Staff Note, 3/7/2013

At parties, dances or in the car during late night trips to burger joints, I was never the one to set the playlist. I never messed with a sound system in public or whipped out my iPod and said, “Hey, who knows X?”

It wasn’t stage fright that kept me from the auxiliary jack; theater took care of shyness. This was something worse: a fear of becoming an impostor of musical taste, a false authority on art. It’s an apprehension that countless art appreciators, including almost all of the Recess staff, occasionally suffer from. The average student, certainly at Duke, fears becoming an impostor, in whatever discipline, at least once in their time here. In the company of ambitious peers, it’s all too easy to think, “I have no idea what I’m talking about and I don’t deserve to speak.” When discussing art, such an attitude not only keeps budding appreciators from finding their critical voice, but suppresses an honest enjoyment of art itself.

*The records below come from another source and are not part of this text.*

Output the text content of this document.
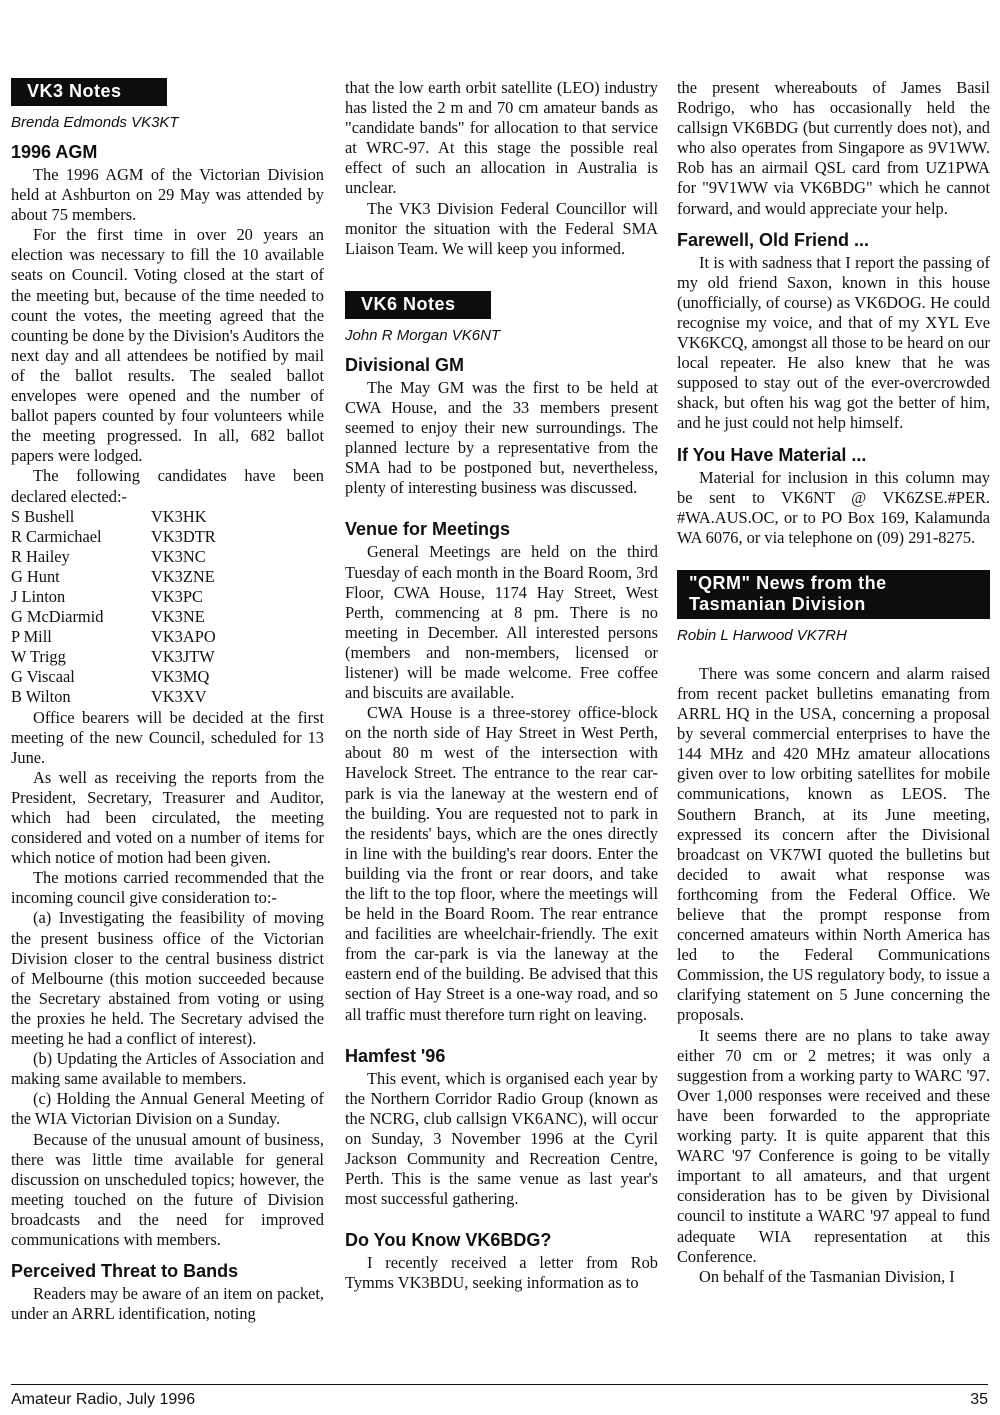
VK3 Notes
Brenda Edmonds VK3KT
1996 AGM

The 1996 AGM of the Victorian Division held at Ashburton on 29 May was attended by about 75 members.

For the first time in over 20 years an election was necessary to fill the 10 available seats on Council. Voting closed at the start of the meeting but, because of the time needed to count the votes, the meeting agreed that the counting be done by the Division's Auditors the next day and all attendees be notified by mail of the ballot results. The sealed ballot envelopes were opened and the number of ballot papers counted by four volunteers while the meeting progressed. In all, 682 ballot papers were lodged.

The following candidates have been declared elected:-

S Bushell	VK3HK
R Carmichael	VK3DTR
R Hailey	VK3NC
G Hunt	VK3ZNE
J Linton	VK3PC
G McDiarmid	VK3NE
P Mill	VK3APO
W Trigg	VK3JTW
G Viscaal	VK3MQ
B Wilton	VK3XV

Office bearers will be decided at the first meeting of the new Council, scheduled for 13 June.

As well as receiving the reports from the President, Secretary, Treasurer and Auditor, which had been circulated, the meeting considered and voted on a number of items for which notice of motion had been given.

The motions carried recommended that the incoming council give consideration to:-

(a) Investigating the feasibility of moving the present business office of the Victorian Division closer to the central business district of Melbourne (this motion succeeded because the Secretary abstained from voting or using the proxies he held. The Secretary advised the meeting he had a conflict of interest).

(b) Updating the Articles of Association and making same available to members.

(c) Holding the Annual General Meeting of the WIA Victorian Division on a Sunday.

Because of the unusual amount of business, there was little time available for general discussion on unscheduled topics; however, the meeting touched on the future of Division broadcasts and the need for improved communications with members.

Perceived Threat to Bands

Readers may be aware of an item on packet, under an ARRL identification, noting

that the low earth orbit satellite (LEO) industry has listed the 2 m and 70 cm amateur bands as "candidate bands" for allocation to that service at WRC-97. At this stage the possible real effect of such an allocation in Australia is unclear.

The VK3 Division Federal Councillor will monitor the situation with the Federal SMA Liaison Team. We will keep you informed.

VK6 Notes
John R Morgan VK6NT
Divisional GM

The May GM was the first to be held at CWA House, and the 33 members present seemed to enjoy their new surroundings. The planned lecture by a representative from the SMA had to be postponed but, nevertheless, plenty of interesting business was discussed.

Venue for Meetings

General Meetings are held on the third Tuesday of each month in the Board Room, 3rd Floor, CWA House, 1174 Hay Street, West Perth, commencing at 8 pm. There is no meeting in December. All interested persons (members and non-members, licensed or listener) will be made welcome. Free coffee and biscuits are available.

CWA House is a three-storey office-block on the north side of Hay Street in West Perth, about 80 m west of the intersection with Havelock Street. The entrance to the rear car-park is via the laneway at the western end of the building. You are requested not to park in the residents' bays, which are the ones directly in line with the building's rear doors. Enter the building via the front or rear doors, and take the lift to the top floor, where the meetings will be held in the Board Room. The rear entrance and facilities are wheelchair-friendly. The exit from the car-park is via the laneway at the eastern end of the building. Be advised that this section of Hay Street is a one-way road, and so all traffic must therefore turn right on leaving.

Hamfest '96

This event, which is organised each year by the Northern Corridor Radio Group (known as the NCRG, club callsign VK6ANC), will occur on Sunday, 3 November 1996 at the Cyril Jackson Community and Recreation Centre, Perth. This is the same venue as last year's most successful gathering.

Do You Know VK6BDG?

I recently received a letter from Rob Tymms VK3BDU, seeking information as to

the present whereabouts of James Basil Rodrigo, who has occasionally held the callsign VK6BDG (but currently does not), and who also operates from Singapore as 9V1WW. Rob has an airmail QSL card from UZ1PWA for "9V1WW via VK6BDG" which he cannot forward, and would appreciate your help.

Farewell, Old Friend ...

It is with sadness that I report the passing of my old friend Saxon, known in this house (unofficially, of course) as VK6DOG. He could recognise my voice, and that of my XYL Eve VK6KCQ, amongst all those to be heard on our local repeater. He also knew that he was supposed to stay out of the ever-overcrowded shack, but often his wag got the better of him, and he just could not help himself.

If You Have Material ...

Material for inclusion in this column may be sent to VK6NT @ VK6ZSE.#PER. #WA.AUS.OC, or to PO Box 169, Kalamunda WA 6076, or via telephone on (09) 291-8275.

"QRM" News from the
Tasmanian Division
Robin L Harwood VK7RH

There was some concern and alarm raised from recent packet bulletins emanating from ARRL HQ in the USA, concerning a proposal by several commercial enterprises to have the 144 MHz and 420 MHz amateur allocations given over to low orbiting satellites for mobile communications, known as LEOS. The Southern Branch, at its June meeting, expressed its concern after the Divisional broadcast on VK7WI quoted the bulletins but decided to await what response was forthcoming from the Federal Office. We believe that the prompt response from concerned amateurs within North America has led to the Federal Communications Commission, the US regulatory body, to issue a clarifying statement on 5 June concerning the proposals.

It seems there are no plans to take away either 70 cm or 2 metres; it was only a suggestion from a working party to WARC '97. Over 1,000 responses were received and these have been forwarded to the appropriate working party. It is quite apparent that this WARC '97 Conference is going to be vitally important to all amateurs, and that urgent consideration has to be given by Divisional council to institute a WARC '97 appeal to fund adequate WIA representation at this Conference.

On behalf of the Tasmanian Division, I

Amateur Radio, July 1996	35
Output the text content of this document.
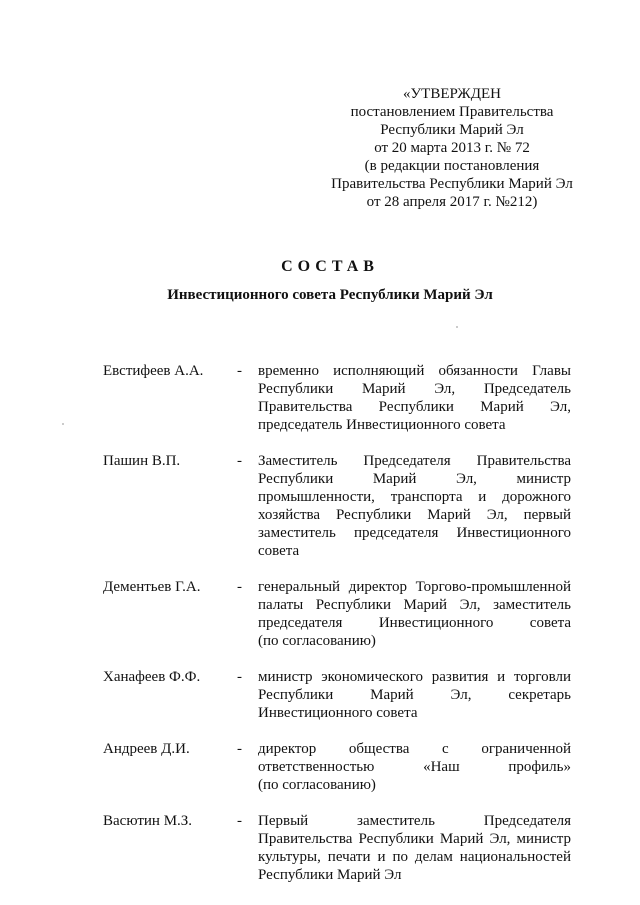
«УТВЕРЖДЕН
постановлением Правительства
Республики Марий Эл
от 20 марта 2013 г. № 72
(в редакции постановления
Правительства Республики Марий Эл
от 28 апреля 2017 г. №212)
СОСТАВ
Инвестиционного совета Республики Марий Эл
Евстифеев А.А. - временно исполняющий обязанности Главы
Республики Марий Эл, Председатель
Правительства Республики Марий Эл,
председатель Инвестиционного совета
Пашин В.П.	- Заместитель Председателя Правительства
Республики Марий Эл, министр
промышленности, транспорта и дорожного
хозяйства Республики Марий Эл, первый
заместитель председателя Инвестиционного
совета
Дементьев Г.А. - генеральный директор Торгово-промышленной
палаты Республики Марий Эл, заместитель
председателя Инвестиционного совета
(по согласованию)
Ханафеев Ф.Ф. - министр экономического развития и торговли
Республики Марий Эл, секретарь
Инвестиционного совета
Андреев Д.И.	- директор общества с ограниченной
ответственностью «Наш профиль»
(по согласованию)
Васютин М.З.	- Первый заместитель Председателя
Правительства Республики Марий Эл, министр
культуры, печати и по делам национальностей
Республики Марий Эл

Remember high school, when everyone pretended to fit in until they actually did? Well, in the realm of mainstream music culture, I never did actually integrate. I didn’t know what a “Dougie” was, and I missed the class where the Cali Swag District taught everyone how to do it. I couldn’t “get low” like the people in music videos and the dance floor was a nightmare. I couldn’t sing along to Top 40 hits, because 1) lyrics are hard for me to hear, 2) I was too lazy to look them up and 3) singing along to Katy Perry about “daisy dukes” that “melt your popsicle” felt... unrefined. If I asked my high-school self to describe his relationship to art, he would describe himself as “culturally clueless.”

Feeling othered by contemporary pop, I looked for relief in a social niche. I fell in with a clique of bohemian counter-culturals, the types who wore hemp hoodies on eighty-degree afternoons while they trashed Ke$ha as being shallow and derivative.

Everyone in that group looked up to the de facto sociocultural leader, Trey. He was the resident music guru. Trey spoke confidently about everything from the ’60s rock canon—Bob Dylan, Simon and Garfunkel, The Doors, etc.—to ’90s grunge—Pixies, The Smashing Pumpkins—to hazy jam bands like Umphrey’s McGee and The Grateful Dead. He said things like “Oh, he was soooo high when he wrote this” and did things like watch the The Wizard of Oz set to Dark Side of the Moon. I hung out with his clique because it made me feel part of some cultural elite.

To validate my membership in the group, I studied the music to which Trey gave his seal of approval. Eager to assimilate as an indie-rock aficionado, I stumbled blindly through record shops, wishing I had inherited a record player and a sizable music collection like Trey did. I cursed my parents for not endowing me with any musical heritage (it was an unfair jab—I never asked my parents for recommendations and my dad’s cumulative post-university CD collection was stolen from his car). I took guitar lessons, bought jeans that barely fit and memorized lyrics to Trey’s favorite ballads.

It was miserable. Trey’s passion for music and classic rock culture was genuine, but I faked mine to fit in. No matter how hard I worked—there’s the rub, it was “work” to enjoy music—I never reached rock guru status. I was always one canonical album behind Trey and his gang. My suggestions of great musical works seemed always cliché, amateur or laughable.

Trey set a standard that I thought all music appreciators must meet. All respectable music lovers must be able to quote the biographies of their favorite artists, I thought. A good listener must have the latest trivia on the tip of his or her tongue. To love music, you have to know it back to front. Of course, I never met these unreasonable, self-imposed requirements.

The result? I suffered a musical coma. Fed up with being left behind by the world of music criticism, I stopped listening to and exploring new music entirely. I made up excuses why I didn’t need music in my life: straight theater doesn’t deal with music; music will distract me from schoolwork; I shouldn’t run with music because the sounds of nature are more important. Two years of potentially wonderful music appreciation were effectively wasted.

Mine might be an extreme case, an exceptional manifestation of the “impostor syndrome.” But to some degree, all potential art appreciators, especially those who don’t identify as artists themselves, question their critical authority.

Maybe there are simply so many experts out there that’s it’s too intimidating to speak up. There are, after all, many talented critics on and off campus—not only fellow arts writers, but leaders of political, social, athletic and academic conversation. Sure, great criticism often comes from veteran voices, but a fresh perspective has as much a right to the podium as any.

The act of writing my first music review for the Recess shocked me out of my coma. The need to adopt an authoritative stance towards a work of art, especially one with which I was totally unfamiliar, forced me to believe in my right to speak. I’m not yet in a place where I’d feel comfortable hijacking the iPod at a large social gathering. But you can bet that if you’re at my place, I’ll be rocking some trip-hop electronica or shoegaze, and for a moment, I’ll know exactly what I’m talking about.